Showing posts with label mom. Show all posts
Showing posts with label mom. Show all posts

23.4.15

There Is a Golden Moment

My tea is always cold by the time I finish it. I get distracted with one thing or another and soon its cold. The last sip is always so sweet though, because all the honey has thickened and sunk to the bottom.

That's my life right now. I'm so busy being busy right now, with Jason and the kids, with my friend "The Wendy Bird" and her two lost boys, tending to myself for the first time in my whole life; that I don't have time for the dirty business of the bitter tea that is my illness.

It is real. Of that I have no doubts. It is no neurological sleight of hand or psychological curse. The pain does exist, and it is constant.

But on days like today and yesterday, I can almost forget that its there. It's like an unwanted odor that lurks in the air. You become accustomed to it until you've left the room and returned.

I don't believe my pain and fatigue has mysteriously disappeared simply because I'm happy. Though I do seem better able to "rise and shine" and I'm able to do it a lot earlier than I've previously been able too. I simply believe that the noise of my illness has trouble rising through the dine of my happy home. I awake earlier and more refreshed because Jason ensures I get to bed on time. I am in less pain because I'm busy and have less time to dwell on it.

I'm drinking up the honey right now. That golden moment suspended, sweet and thick on my tongue. And I'm loving it.There is no way cold tea can compete with the sweetness of love, life and laughter.

23.6.14

Leaps and Bounds

I'd forgotten how good it feels to be here.

I just reread my last post and it was chilling to realize that Mom passed only two weeks after that on Father's Day. It was painless and she passed in her sleep, or more specifically, a kind of coma. Mike was sick again and thus unable to go but dad and I sat by her bed for a long while. We talked about letting go and I suggested she hung on because he hadn't yet given her the assurance she needed. He resisted at first. We both cried a great deal. Finally, he went to her bedside. He's become so stiff in his old age that it was painful to watch him stoop toward her ear. But then he did it. He told her that if she needed to go he would be alright. He gave her permission to die. Then he went home and I went to the hotel. She died at 5am that morning. Both a blessing and a curse.

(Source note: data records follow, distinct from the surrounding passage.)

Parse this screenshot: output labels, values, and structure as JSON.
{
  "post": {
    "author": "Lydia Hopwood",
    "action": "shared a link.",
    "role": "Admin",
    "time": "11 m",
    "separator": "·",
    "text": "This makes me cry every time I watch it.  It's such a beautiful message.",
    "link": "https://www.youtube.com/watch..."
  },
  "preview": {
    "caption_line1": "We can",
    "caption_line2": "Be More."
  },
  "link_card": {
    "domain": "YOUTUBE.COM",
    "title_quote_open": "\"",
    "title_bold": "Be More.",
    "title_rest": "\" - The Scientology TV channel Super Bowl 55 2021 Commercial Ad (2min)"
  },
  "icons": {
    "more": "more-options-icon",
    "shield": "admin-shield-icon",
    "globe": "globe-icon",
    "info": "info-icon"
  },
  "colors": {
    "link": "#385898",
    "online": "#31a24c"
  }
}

So much of my life had been absorbed in her struggle that I'm not sure I knew what to do with myself. We prepared her funeral. It was a good turnout. That's what they always say, don't they? As if the population of your funeral had anything to do with how you lived your life. She was a loving, caring, devoted person in health. She was alone in sickness. I understand that acutely now. People didn't avoid her because she was a burden or because her frequent bouts with dementia made her unlikeable. It was because her illness forced them to face their own mortality and there is nothing people like more than blinding themselves to negative or unpleasant aspects of life. My friend TJ calls it unnecessary problems. My own illness has brought a similar reaction from some but not all of my acquaintances.

I remember thinking that the Paster knew nothing about her as he read the scripture he'd chosen for her and that I, a veteran pagan, could have chosen more apt scripture for her.

That's been just about two years now. We spread her ashes under her beloved Mulberry tree. I think of her often, dream of her frequently. When I first became ill I was struck by seizures. After an extremely forceful one I couldn't remember that she had passed. It must have been terrible for Mike to have to tell me again. I know it was awful enough living it twice. People often comment about how they still feel the presence of their loved ones either as a spirit or a running dialogue in their minds. I'm happy to say I feel none of that. I feel that she is truly at rest. The girls spray her perfume every once in awhile and on those occasions the pain becomes sharper but there was never a feeling of leaving things undone or unsaid and for that I am grateful.

I miss you, Mom. Everyday you are in my heart just as you always were. Your memory guides me even though your spirit us at rest.